Philadelphia U. grad creates sustainable living app
A few years ago, Philadelphia University graduate Morgan Berman was, truth be told, sorely testing her friends’ patience by composting with worms in her own kitchen.
“My roommates were not particularly fond of this system,” she admits. But in November, the CEO and co-founder of MilkCrate, a Philly-based tech start-up, was formally recognized by the United Nations Foundation on its global “Top 10 Women to Watch” list for an app that helps users make eco-friendly choices in everyday life.
“It doesn’t feel real, and it probably won’t for awhile,” Berman says, chatting with NewsWorks on MilkCrate’s first day in its new offices at the Inquirer/Daily News building on Market Street, thanks to Project Liberty, a Philly-area incubator for new media and tech companies.
Finding the words
As a child, Berman lived with her family in Elkins Park and then Chestnut Hill before relocating to Wyncote. She got her degree in women’s studies and anthropology at The College of William and Mary in Virginia, and went to work for Planned Parenthood after graduation.
As a youngster, she didn’t always have the term “sustainability” echoing in her mind, but those values were “infused” in her house from an early age. She said discovering the ability to major in women’s studies, and later, go to graduate school for sustainable design at Philadelphia University in East Falls, were similar moments.
“It just clicked,” she says.
Women’s health, world health
Given her history of advocacy for women’s health, Berman sees a clear connection between reproductive care and sustainable living.
“On a human sustainability scale, a woman’s choice to control her reproductive health and life is so essential to her own abilities to have the kind of work, education and quality of life that she wants,” she says.
Berman completed her Master’s last May, but she laid the groundwork for MilkCrate while she was still a grad student, using her Master’s thesis to develop it. In addition to the program at Philadelphia University, working with Grid magazine also helped to jumpstart her business concept.
The magazine featured a range of organizations and businesses collaborating with members and customers for healthy and eco-friendly lifestyle choices, but Berman thought the digital world could offer more. The choices in a magazine weren’t “searchable in any mobile lifestyle-friendly tool.”
Facing her thesis was the catalyst: “the bringing it all together idea: ok, I will just make that tool.
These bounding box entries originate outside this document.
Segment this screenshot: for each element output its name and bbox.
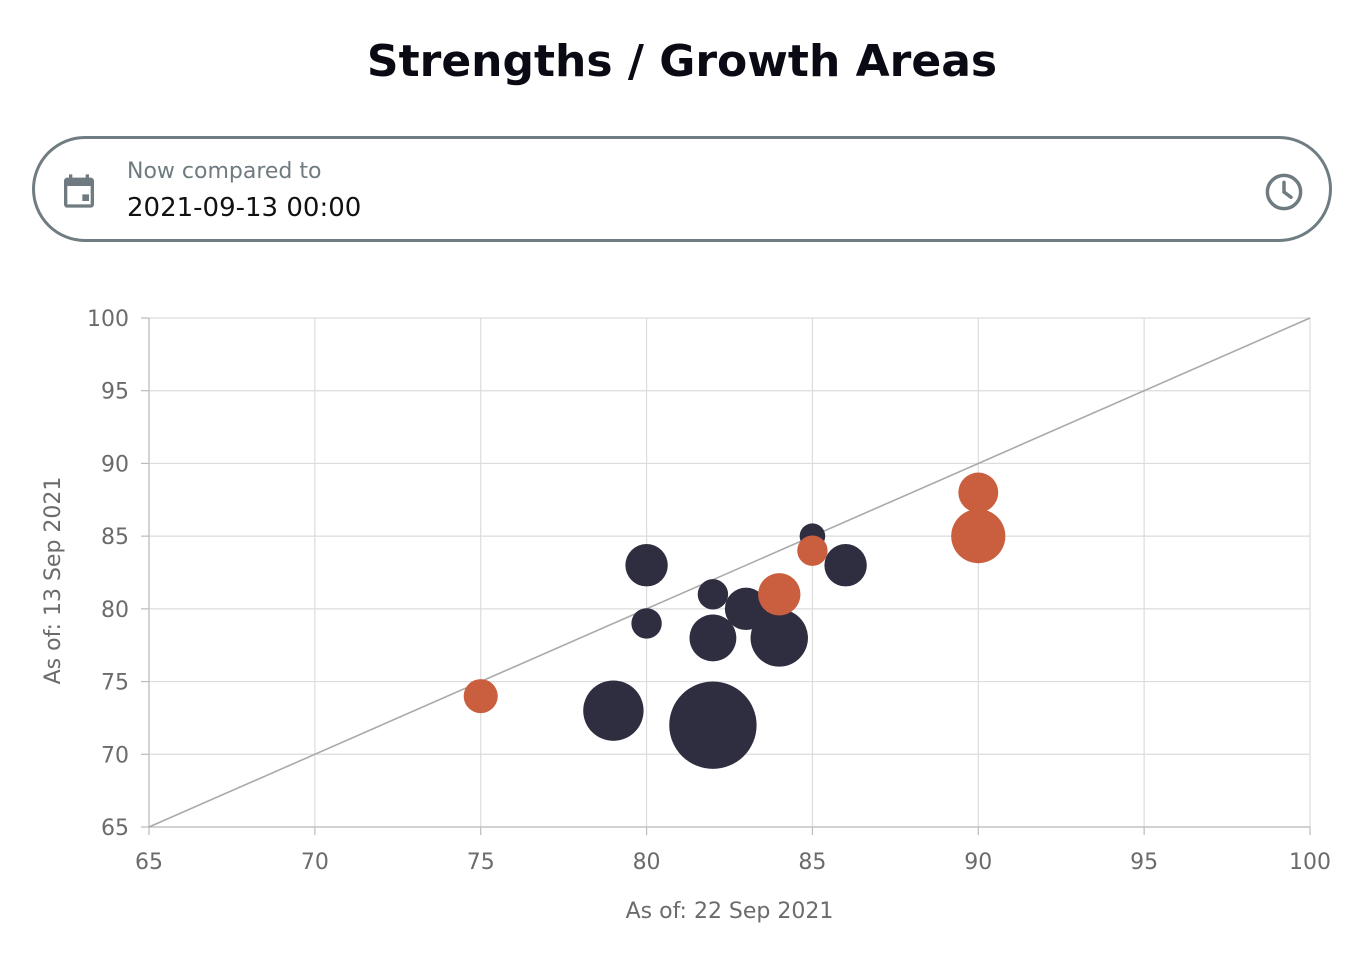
bubble-point (669, 681, 757, 769)
bubble-point (958, 472, 999, 513)
x-tick-label: 70 (301, 850, 329, 875)
x-tick-label: 85 (798, 850, 826, 875)
y-tick-label: 70 (101, 743, 129, 768)
y-tick-label: 85 (101, 525, 129, 550)
x-tick-label: 75 (467, 850, 495, 875)
x-tick-label: 95 (1130, 850, 1158, 875)
bubble-point (631, 608, 662, 639)
y-tick-label: 75 (101, 671, 129, 696)
x-tick-label: 65 (135, 850, 163, 875)
bubble-point (758, 573, 801, 616)
bubble-point (697, 579, 729, 610)
x-tick-label: 90 (964, 850, 992, 875)
bubble-point (724, 587, 768, 631)
picker-label: Now compared to (127, 159, 322, 184)
reference-line (148, 317, 1311, 828)
bubble-point (583, 680, 644, 741)
bubble-point (463, 679, 498, 714)
x-axis-title: As of: 22 Sep 2021 (626, 899, 834, 924)
bubble-point (824, 544, 867, 587)
y-tick-label: 80 (101, 598, 129, 623)
bubble-point (625, 544, 668, 587)
y-tick-label: 90 (101, 452, 129, 477)
bubble-point (689, 614, 737, 662)
x-tick-label: 80 (633, 850, 661, 875)
x-tick-label: 100 (1289, 850, 1331, 875)
y-tick-label: 95 (101, 380, 129, 405)
y-tick-label: 65 (101, 816, 129, 841)
clock-icon[interactable] (1263, 171, 1305, 213)
bubble-point (797, 535, 828, 566)
calendar-icon[interactable] (59, 171, 99, 211)
bubble-point (750, 609, 808, 667)
picker-value[interactable]: 2021-09-13 00:00 (127, 193, 362, 223)
bubble-point (951, 509, 1006, 564)
page-title: Strengths / Growth Areas (366, 36, 998, 87)
date-time-picker[interactable]: Now compared to 2021-09-13 00:00 (32, 136, 1332, 242)
y-tick-label: 100 (87, 307, 129, 332)
y-axis-title: As of: 13 Sep 2021 (41, 477, 66, 685)
bubble-chart: 65 70 75 80 85 90 95 100 100 95 90 85 80 75 70 65 As of:… (41, 307, 1331, 924)
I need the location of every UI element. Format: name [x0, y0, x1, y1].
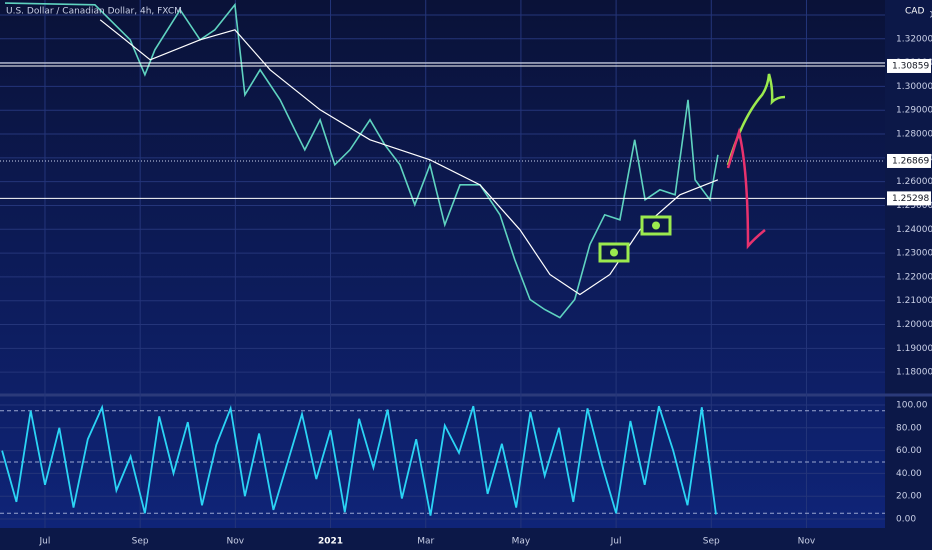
y-tick-label: 1.19000: [896, 344, 932, 354]
y-tick-label: 1.32000: [896, 34, 932, 44]
y-tick-label: 1.24000: [896, 225, 932, 235]
y-tick-label: 100.00: [896, 401, 928, 411]
y-tick-label: 1.28000: [896, 130, 932, 140]
y-tick-label: 20.00: [896, 492, 922, 502]
x-tick-label: Mar: [417, 537, 434, 547]
price-tag: [887, 153, 931, 168]
y-tick-label: 1.20000: [896, 320, 932, 330]
x-tick-label: Nov: [798, 537, 816, 547]
plot-background: [0, 0, 885, 528]
y-tick-label: 1.30000: [896, 82, 932, 92]
money-icon: [640, 215, 672, 236]
price-tag-label: 1.26869: [892, 156, 929, 166]
price-tag: [887, 191, 931, 206]
x-tick-label: Jul: [610, 537, 622, 547]
y-tick-label: 1.25000: [896, 201, 932, 211]
y-tick-label: 1.26000: [896, 177, 932, 187]
currency-label: CAD: [905, 7, 924, 17]
y-tick-label: 1.22000: [896, 272, 932, 282]
y-tick-label: 80.00: [896, 423, 922, 433]
price-tag-label: 1.30859: [892, 61, 929, 71]
y-tick-label: 60.00: [896, 446, 922, 456]
axis-background: [0, 528, 885, 550]
y-tick-label: 1.21000: [896, 296, 932, 306]
x-tick-label: Jul: [39, 537, 51, 547]
currency-background: [890, 4, 930, 20]
price-line: [4, 2, 719, 319]
x-tick-label: May: [512, 537, 531, 547]
oscillator-line: [1, 404, 717, 516]
bear-arrow-drawing: [726, 127, 766, 250]
bull-arrow-drawing: [726, 73, 786, 166]
x-tick-label: Sep: [132, 537, 149, 547]
price-tag: [887, 58, 931, 73]
price-tag-label: 1.25298: [892, 194, 929, 204]
axis-background: [885, 0, 932, 550]
x-tick-label: 2021: [318, 537, 343, 547]
x-tick-label: Sep: [703, 537, 720, 547]
y-tick-label: 0.00: [896, 514, 916, 524]
chart-title: U.S. Dollar / Canadian Dollar, 4h, FXCM: [6, 7, 182, 17]
x-tick-label: Nov: [227, 537, 245, 547]
y-tick-label: 1.18000: [896, 368, 932, 378]
money-icon: [598, 242, 630, 263]
y-tick-label: 1.23000: [896, 249, 932, 259]
y-tick-label: 40.00: [896, 469, 922, 479]
y-tick-label: 1.29000: [896, 106, 932, 116]
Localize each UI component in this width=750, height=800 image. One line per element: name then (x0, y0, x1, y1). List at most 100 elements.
That’ll be easy, right?”
Not quite — but the momentum has been building quickly in the last few months.
Bootstraps to beta
“We basically bootstrapped the company from the first year on pretty much nothing,” she said of a cobbling together of gifts, swaps, and barters for the skills and tools they needed.
Then, about two months ago, MilkCrate finished a successful crowd-funding campaign via Indiegogo, raising 103 percent of its total goal in sixty days: $20,695. Fundraising efforts for more seed money continues.
“It was a long slog,” she says of first approaching the larger organizations she hoped would partner with MilkCrate, like Fair Food and the Sustainable Business Network of Greater Philadelphia.
“Once we were able to get them onboard, it was easier to reach out to the businesses…A lot of energy was spent getting that first yes, and then it became a lot easier from there.”
The beta version of MilkCrate launched about three months ago, and it features over 2,000 listings in the Philadelphia area, including Weavers Way Co-Op, that users can filter with 20 different lifestyle categories, including food, fashion, energy, transportation, and education.
For now, the company is looking to Jan. 2015 for the launch of the official app, but early users who want to test the platform can download the beta version on the MilkCrate website. As the official version gets rolling, Berman is excited to incorporate another filtering badge: local farmers markets that accept SNAP benefits, because she sees affordability as a key part of access to sustainable living.
And the company is already expanding into other cities: a MilkCrate teammate is currently launching a Denver outpost, and January will bring a new partnership with a Georgetown University student who will head a Washington, DC location.
So why is the app called MilkCrate?
Berman said she’s seen lots of people around the city with old milkcrates strapped to their bikes, to carry their things as they ride. To her, it’s the perfect symbol of creative repurposing for modern eco-conscious city-dwellers.
“MilkCrate is the place to spread the information and provide the help to live that sustainable life.”